Martin Hyun ist deutscher als mancher Deutscher. Er lebt er mit seiner Freundin, einer Fitnesstrainerin aus Ost-Berlin, und seiner Collie-Hündin im Westen der deutschen Hauptstadt. Aufgewachsen ist er in Krefeld, wohin seine Eltern 1971 aus Südkorea kamen. Sein Vater arbeitete als Bergmann, seine Mutter als Krankenschwester. Sie bestanden darauf, dass Hyun neben seinem koreanischen Vornamen – Jong Bum – auch einen deutschen bekam.
"Bei mir war es ja so, dass meine Eltern mit ihrer Auswanderung nach Deutschland mit ihrer koreanischen Vergangenheit abgeschlossen haben. Sie haben’s auch gar nicht weitervermittelt. Die haben schon Koreanisch mit uns zu Hause gesprochen, aber wir haben auf Deutsch geantwortet."
Als seine Schwester mit dem Eiskunstlaufen anfängt, beschließt sein Vater: Auch der Junge soll aufs Eis. Martin Hyun zeigt Talent und schafft es als erster koreanisch-stämmiger Spieler in die Deutsche Eishockeyliga. Außerdem spielt er von 1994 bis 98 für die Junioren-Nationalmannschaft. Aber er wird immer wieder beleidigt. Von Fans der gegnerischen Mannschaften, aber auch von Spielern.
Ein Studienaufenthalt in den USA öffnet ihm die Augen. Nicht nur nennen ihn die Amerikaner wegen seines Akzents wie selbstverständlich "the German guy", der Deutsche, sondern es wird ihm bewusst, was bei der Integration in Deutschland unter anderem schief läuft.
"In Amerika fand ich klasse, dass jeder, der am Ende ein Diplom in der Hand halten wollte von der Uni, so einen Kurs nehmen musste, das war ein Pflichtfach, so ein Race- and Ethnicity-Kurs.

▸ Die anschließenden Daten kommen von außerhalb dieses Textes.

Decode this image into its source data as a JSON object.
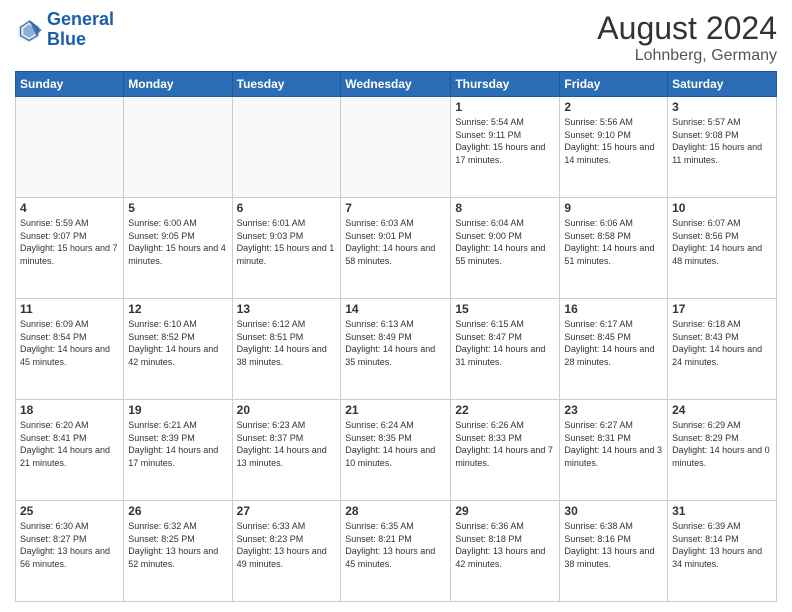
{
  "header": {
    "logo_line1": "General",
    "logo_line2": "Blue",
    "month_year": "August 2024",
    "location": "Lohnberg, Germany"
  },
  "days_of_week": [
    "Sunday",
    "Monday",
    "Tuesday",
    "Wednesday",
    "Thursday",
    "Friday",
    "Saturday"
  ],
  "weeks": [
    [
      {
        "day": "",
        "info": ""
      },
      {
        "day": "",
        "info": ""
      },
      {
        "day": "",
        "info": ""
      },
      {
        "day": "",
        "info": ""
      },
      {
        "day": "1",
        "info": "Sunrise: 5:54 AM\nSunset: 9:11 PM\nDaylight: 15 hours and 17 minutes."
      },
      {
        "day": "2",
        "info": "Sunrise: 5:56 AM\nSunset: 9:10 PM\nDaylight: 15 hours and 14 minutes."
      },
      {
        "day": "3",
        "info": "Sunrise: 5:57 AM\nSunset: 9:08 PM\nDaylight: 15 hours and 11 minutes."
      }
    ],
    [
      {
        "day": "4",
        "info": "Sunrise: 5:59 AM\nSunset: 9:07 PM\nDaylight: 15 hours and 7 minutes."
      },
      {
        "day": "5",
        "info": "Sunrise: 6:00 AM\nSunset: 9:05 PM\nDaylight: 15 hours and 4 minutes."
      },
      {
        "day": "6",
        "info": "Sunrise: 6:01 AM\nSunset: 9:03 PM\nDaylight: 15 hours and 1 minute."
      },
      {
        "day": "7",
        "info": "Sunrise: 6:03 AM\nSunset: 9:01 PM\nDaylight: 14 hours and 58 minutes."
      },
      {
        "day": "8",
        "info": "Sunrise: 6:04 AM\nSunset: 9:00 PM\nDaylight: 14 hours and 55 minutes."
      },
      {
        "day": "9",
        "info": "Sunrise: 6:06 AM\nSunset: 8:58 PM\nDaylight: 14 hours and 51 minutes."
      },
      {
        "day": "10",
        "info": "Sunrise: 6:07 AM\nSunset: 8:56 PM\nDaylight: 14 hours and 48 minutes."
      }
    ],
    [
      {
        "day": "11",
        "info": "Sunrise: 6:09 AM\nSunset: 8:54 PM\nDaylight: 14 hours and 45 minutes."
      },
      {
        "day": "12",
        "info": "Sunrise: 6:10 AM\nSunset: 8:52 PM\nDaylight: 14 hours and 42 minutes."
      },
      {
        "day": "13",
        "info": "Sunrise: 6:12 AM\nSunset: 8:51 PM\nDaylight: 14 hours and 38 minutes."
      },
      {
        "day": "14",
        "info": "Sunrise: 6:13 AM\nSunset: 8:49 PM\nDaylight: 14 hours and 35 minutes."
      },
      {
        "day": "15",
        "info": "Sunrise: 6:15 AM\nSunset: 8:47 PM\nDaylight: 14 hours and 31 minutes."
      },
      {
        "day": "16",
        "info": "Sunrise: 6:17 AM\nSunset: 8:45 PM\nDaylight: 14 hours and 28 minutes."
      },
      {
        "day": "17",
        "info": "Sunrise: 6:18 AM\nSunset: 8:43 PM\nDaylight: 14 hours and 24 minutes."
      }
    ],
    [
      {
        "day": "18",
        "info": "Sunrise: 6:20 AM\nSunset: 8:41 PM\nDaylight: 14 hours and 21 minutes."
      },
      {
        "day": "19",
        "info": "Sunrise: 6:21 AM\nSunset: 8:39 PM\nDaylight: 14 hours and 17 minutes."
      },
      {
        "day": "20",
        "info": "Sunrise: 6:23 AM\nSunset: 8:37 PM\nDaylight: 14 hours and 13 minutes."
      },
      {
        "day": "21",
        "info": "Sunrise: 6:24 AM\nSunset: 8:35 PM\nDaylight: 14 hours and 10 minutes."
      },
      {
        "day": "22",
        "info": "Sunrise: 6:26 AM\nSunset: 8:33 PM\nDaylight: 14 hours and 7 minutes."
      },
      {
        "day": "23",
        "info": "Sunrise: 6:27 AM\nSunset: 8:31 PM\nDaylight: 14 hours and 3 minutes."
      },
      {
        "day": "24",
        "info": "Sunrise: 6:29 AM\nSunset: 8:29 PM\nDaylight: 14 hours and 0 minutes."
      }
    ],
    [
      {
        "day": "25",
        "info": "Sunrise: 6:30 AM\nSunset: 8:27 PM\nDaylight: 13 hours and 56 minutes."
      },
      {
        "day": "26",
        "info": "Sunrise: 6:32 AM\nSunset: 8:25 PM\nDaylight: 13 hours and 52 minutes."
      },
      {
        "day": "27",
        "info": "Sunrise: 6:33 AM\nSunset: 8:23 PM\nDaylight: 13 hours and 49 minutes."
      },
      {
        "day": "28",
        "info": "Sunrise: 6:35 AM\nSunset: 8:21 PM\nDaylight: 13 hours and 45 minutes."
      },
      {
        "day": "29",
        "info": "Sunrise: 6:36 AM\nSunset: 8:18 PM\nDaylight: 13 hours and 42 minutes."
      },
      {
        "day": "30",
        "info": "Sunrise: 6:38 AM\nSunset: 8:16 PM\nDaylight: 13 hours and 38 minutes."
      },
      {
        "day": "31",
        "info": "Sunrise: 6:39 AM\nSunset: 8:14 PM\nDaylight: 13 hours and 34 minutes."
      }
    ]
  ]
}
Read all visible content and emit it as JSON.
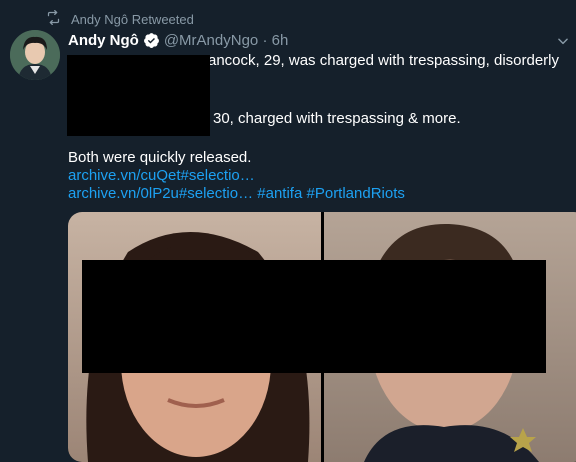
{
  "retweet": {
    "label": "Andy Ngô Retweeted",
    "icon": "retweet-icon"
  },
  "tweet": {
    "author_name": "Andy Ngô",
    "handle": "@MrAndyNgo",
    "separator": "·",
    "time": "6h",
    "verified": true,
    "line1": "ancock, 29, was charged with trespassing, disorderly",
    "line2": "30, charged with trespassing & more.",
    "line3": "Both were quickly released.",
    "link1": "archive.vn/cuQet#selectio…",
    "link2": "archive.vn/0lP2u#selectio…",
    "hashtag1": "#antifa",
    "hashtag2": "#PortlandRiots"
  },
  "colors": {
    "background": "#15202b",
    "secondary_text": "#8899a6",
    "link": "#1da1f2",
    "verified_badge": "#1da1f2",
    "redaction": "#000000"
  }
}
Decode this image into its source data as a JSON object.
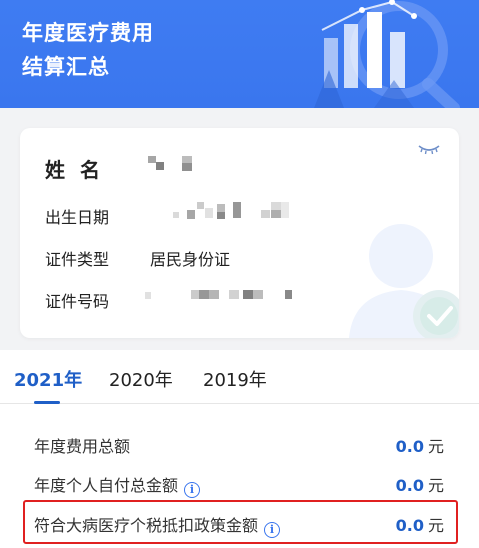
{
  "banner": {
    "title_line1": "年度医疗费用",
    "title_line2": "结算汇总"
  },
  "colors": {
    "primary": "#3a76ee",
    "accent_blue": "#1f5fc7",
    "highlight": "#e02020"
  },
  "card": {
    "name_label": "姓 名",
    "birth_label": "出生日期",
    "idtype_label": "证件类型",
    "idtype_value": "居民身份证",
    "idnum_label": "证件号码",
    "eye_icon": "eye-closed-icon"
  },
  "tabs": [
    {
      "label": "2021年",
      "active": true
    },
    {
      "label": "2020年",
      "active": false
    },
    {
      "label": "2019年",
      "active": false
    }
  ],
  "summary": [
    {
      "label": "年度费用总额",
      "value": "0.0",
      "unit": "元",
      "info": false
    },
    {
      "label": "年度个人自付总金额",
      "value": "0.0",
      "unit": "元",
      "info": true
    },
    {
      "label": "符合大病医疗个税抵扣政策金额",
      "value": "0.0",
      "unit": "元",
      "info": true
    }
  ]
}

Wo man über die Einwanderungsgeschichte der Chinesen, der Koreaner und so weiter lernen musste. Egal, ob das ein Mediziner war oder ein Jurist. Das, was sie mitnehmen, beeinflusst sie vielleicht im Zwischenmenschlichen. Ich glaube, wenn man nämlich diese Geschichte kennt, dann würde man den Menschen mit ganz anderen Augen sehen. Vielleicht nicht mit Abscheu, sondern mit Respekt auch."

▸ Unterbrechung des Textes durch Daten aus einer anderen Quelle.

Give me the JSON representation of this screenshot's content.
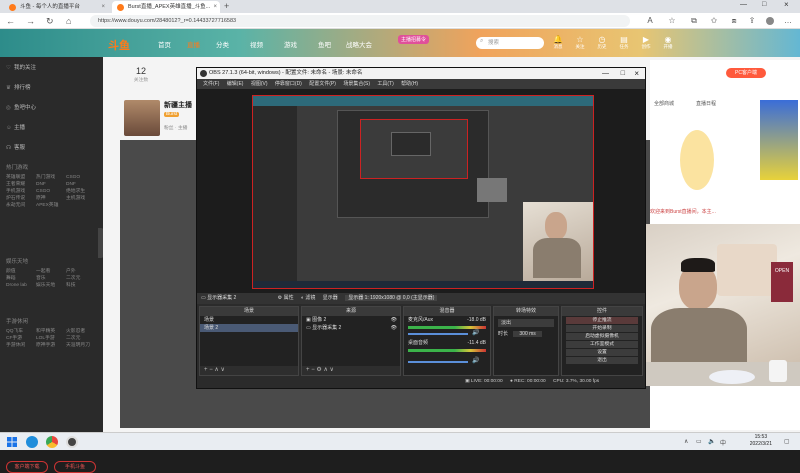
{
  "browser": {
    "tabs": [
      {
        "title": "斗鱼 - 每个人的直播平台"
      },
      {
        "title": "Burst直播_APEX英雄直播_斗鱼..."
      }
    ],
    "url": "https://www.douyu.com/2848012?_r=0.14433727716583"
  },
  "douyu": {
    "logo": "斗鱼",
    "nav": [
      "首页",
      "直播",
      "分类",
      "视频",
      "游戏",
      "鱼吧",
      "战略大会"
    ],
    "nav_active_index": 1,
    "promo": "主播招募令",
    "search_placeholder": "搜索",
    "header_icons": [
      {
        "icon": "bell-icon",
        "label": "消息"
      },
      {
        "icon": "star-icon",
        "label": "关注"
      },
      {
        "icon": "history-icon",
        "label": "历史"
      },
      {
        "icon": "chart-icon",
        "label": "任务"
      },
      {
        "icon": "video-icon",
        "label": "创作"
      },
      {
        "icon": "live-icon",
        "label": "开播"
      }
    ],
    "sidebar": {
      "items": [
        "我的关注",
        "排行榜",
        "鱼吧中心",
        "主播",
        "客服"
      ],
      "sections": [
        {
          "title": "热门游戏",
          "tags": [
            "英雄联盟",
            "热门游戏",
            "CSGO",
            "王者荣耀",
            "DNF",
            "DNF",
            "手机游戏",
            "CSGO",
            "绝地求生",
            "炉石传说",
            "原神",
            "主机游戏",
            "永劫无间",
            "APEX英雄"
          ]
        },
        {
          "title": "娱乐天地",
          "tags": [
            "颜值",
            "一起看",
            "户外",
            "舞蹈",
            "音乐",
            "二次元",
            "Drone lab",
            "娱乐天地",
            "科技"
          ]
        },
        {
          "title": "手游休闲",
          "tags": [
            "QQ飞车",
            "和平精英",
            "火影忍者",
            "CF手游",
            "LOL手游",
            "二次元",
            "手游休闲",
            "原神手游",
            "天涯明月刀"
          ]
        }
      ],
      "buttons": [
        "客户端下载",
        "手机斗鱼"
      ]
    },
    "streamer": {
      "name": "新疆主播",
      "level": "Burst",
      "sub": "粉丝 · 主播"
    },
    "counter": {
      "value": "12",
      "label": "关注数"
    },
    "right_buttons": [
      "PC客户端",
      "全部商城",
      "直播日程"
    ],
    "right_text": "欢迎来到Burst直播间，本主...",
    "ad_label": "OPEN"
  },
  "obs": {
    "title": "OBS 27.1.3 (64-bit, windows) - 配置文件: 未命名 - 场景: 未命名",
    "menu": [
      "文件(F)",
      "编辑(E)",
      "视图(V)",
      "停靠窗口(D)",
      "配置文件(P)",
      "场景集合(S)",
      "工具(T)",
      "帮助(H)"
    ],
    "toolbar": [
      "显示器采集 2",
      "属性",
      "滤镜",
      "显示器",
      "显示器 1: 1920x1080 @ 0,0 (主显示器)"
    ],
    "docks": {
      "scenes": {
        "title": "场景",
        "rows": [
          "场景",
          "场景 2"
        ]
      },
      "sources": {
        "title": "来源",
        "rows": [
          "图像 2",
          "显示器采集 2"
        ]
      },
      "mixer": {
        "title": "混音器",
        "channels": [
          {
            "name": "麦克风/Aux",
            "db": "-18.0 dB"
          },
          {
            "name": "桌面音频",
            "db": "-11.4 dB"
          }
        ]
      },
      "transitions": {
        "title": "转场特效",
        "effect": "淡出",
        "duration_label": "时长",
        "duration": "300 ms"
      },
      "controls": {
        "title": "控件",
        "buttons": [
          "停止推流",
          "开始录制",
          "启动虚拟摄像机",
          "工作室模式",
          "设置",
          "退出"
        ]
      }
    },
    "status": {
      "live": "LIVE: 00:00:00",
      "rec": "REC: 00:00:00",
      "cpu": "CPU: 3.7%, 30.00 fps"
    }
  },
  "taskbar": {
    "time": "15:53",
    "date": "2022/3/21",
    "apps": [
      {
        "icon": "windows-icon",
        "color": "#1a73e8"
      },
      {
        "icon": "edge-icon",
        "color": "#1f8ddb"
      },
      {
        "icon": "chrome-icon",
        "color": "#e8453c"
      },
      {
        "icon": "obs-icon",
        "color": "#444444"
      }
    ]
  }
}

Martin Hyun wird klar: Er darf nicht nur klagen, er muss handeln. Darum erhebt er ganz unasiatisch seine Stimme, erst in Zeitungsinterviews, dann in seinem Buch "Lautlos ja – sprachlos nein, Grenzgänger zwischen Deutschland und Korea". Er gründet die Initiative "Hockey is Diversity – Eishockey ist Vielfalt". Und er mischt sich in die Politik ein. Als kein Koreaner zum Integrationsgipfel eingeladen wird, bittet er Staatsministerin Maria Böhmer, die Regierungsbeauftragte für Integration, um eine Rechtfertigung.
"Sie hatte mir da geschrieben: Die Anzahl der Koreaner ist so unbedeutend und klein. Deswegen hab' ich einen Appell losgeschlagen an die Koreaner, dass die sich nicht auf Bildung konzentrieren sollen, sondern sich vermehren sollen."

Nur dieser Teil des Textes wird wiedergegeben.